The embedding service behavior is controlled through several environment variables and constants:

- **`OPEN_NOTEBOOK_EMBEDDING_BATCH_SIZE`** – Controls batch size for API calls (default: 50).
- **`CHUNK_SIZE`** – Determines text segmentation thresholds for long documents.
- **`EMBEDDING_MAX_RETRIES`** – Maximum retry attempts for failed embedding requests.
- **`EMBEDDING_RETRY_DELAY`** – Back-off delay between retry attempts.
- **`API_CLIENT_TIMEOUT`** – Global timeout for HTTP requests to the embedding endpoint.

## Practical Implementation Examples

### Generating Embeddings Directly

For direct vectorization without database storage, use the utility functions:

```python
from open_notebook.utils.embedding import generate_embedding

vector = await generate_embedding(
    text="The quick brown fox jumps over the lazy dog",
    content_type="plain_text",
)
print(f"Generated vector with {len(vector)} dimensions")

```

### Service-Based Embedding with Storage

To embed and persist notebook items through the service layer:

```python
from api.embedding_service import embedding_service

result = embedding_service.embed_content(
    item_id="src-123",
    item_type="source"
)
print(f"API response: {result}")

```

### Async Client Operations

For frontend applications or async contexts, use the API client:

```python
from api.client import api_client

await api_client.embed_content(
    item_id="note-456",
    item_type="note",
    async_processing=True,
)

```

## Summary

- **Open-Notebook** implements a three-layer embedding architecture: utility functions for vectorization, service façades for abstraction, and SurrealDB for persistence.
- The **vectorization pipeline** in [`open_notebook/utils/embedding.py`](https://github.com/lfnovo/open-notebook/blob/main/open_notebook/utils/embedding.py) handles text chunking, mean-pooled aggregation, batching (default 50 items), and configurable retry logic.
- **Environment variables** control batch sizing (`OPEN_NOTEBOOK_EMBEDDING_BATCH_SIZE`), chunking thresholds, and retry behavior.
- The **storage flow** routes through [`api/embedding_service.py`](https://github.com/lfnovo/open-notebook/blob/main/api/embedding_service.py) and [`api/client.py`](https://github.com/lfnovo/open-notebook/blob/main/api/client.py) before persisting vectors in SurrealDB's indexed `embedding` column for semantic search.
- The system supports both **synchronous and asynchronous** processing modes via the `async_processing` flag.

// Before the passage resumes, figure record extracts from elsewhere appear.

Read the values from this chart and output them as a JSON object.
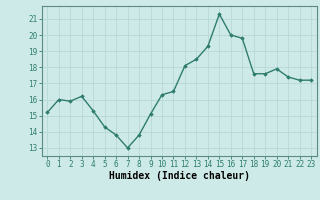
{
  "x": [
    0,
    1,
    2,
    3,
    4,
    5,
    6,
    7,
    8,
    9,
    10,
    11,
    12,
    13,
    14,
    15,
    16,
    17,
    18,
    19,
    20,
    21,
    22,
    23
  ],
  "y": [
    15.2,
    16.0,
    15.9,
    16.2,
    15.3,
    14.3,
    13.8,
    13.0,
    13.8,
    15.1,
    16.3,
    16.5,
    18.1,
    18.5,
    19.3,
    21.3,
    20.0,
    19.8,
    17.6,
    17.6,
    17.9,
    17.4,
    17.2,
    17.2
  ],
  "xlabel": "Humidex (Indice chaleur)",
  "ylim": [
    12.5,
    21.8
  ],
  "xlim": [
    -0.5,
    23.5
  ],
  "yticks": [
    13,
    14,
    15,
    16,
    17,
    18,
    19,
    20,
    21
  ],
  "xticks": [
    0,
    1,
    2,
    3,
    4,
    5,
    6,
    7,
    8,
    9,
    10,
    11,
    12,
    13,
    14,
    15,
    16,
    17,
    18,
    19,
    20,
    21,
    22,
    23
  ],
  "line_color": "#2e7d6e",
  "marker": "D",
  "marker_size": 1.8,
  "line_width": 1.0,
  "bg_color": "#ceeae8",
  "grid_color": "#b8d8d5",
  "tick_fontsize": 5.5,
  "xlabel_fontsize": 7.0,
  "spine_color": "#5a8a84"
}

## Frequently Asked Questions

### What happens when text exceeds the configured chunk size?

When text exceeds `CHUNK_SIZE`, the `generate_embedding` function automatically segments content using `chunk_text`, embeds each segment separately, and applies mean-pooling with normalization to produce a single representative vector. This ensures consistent embedding quality regardless of document length.

### How does the embedding service handle API failures?

The utility layer implements resilient batch processing with `EMBEDDING_MAX_RETRIES` attempts and `EMBEDDING_RETRY_DELAY` back-off delays. If the embedding model is unavailable, the system raises a `ValueError` immediately, while transient network errors trigger automatic retries before surfacing failures to the caller.

### What database does Open-Notebook use for vector storage?

Open-Notebook uses **SurrealDB** for vector persistence. The FastAPI router in [`api/routers/embedding.py`](https://github.com/lfnovo/open-notebook/blob/main/api/routers/embedding.py) stores vectors in the `embedding` column of entity records (sources, notes, or insights), with the column indexed specifically for high-performance vector search operations.

### Can embedding operations be processed asynchronously?

Yes. The `api_client.embed_content` method accepts an `async_processing` parameter that delegates embedding generation to background workers. This prevents blocking the main thread when processing large documents or batch ingestion tasks.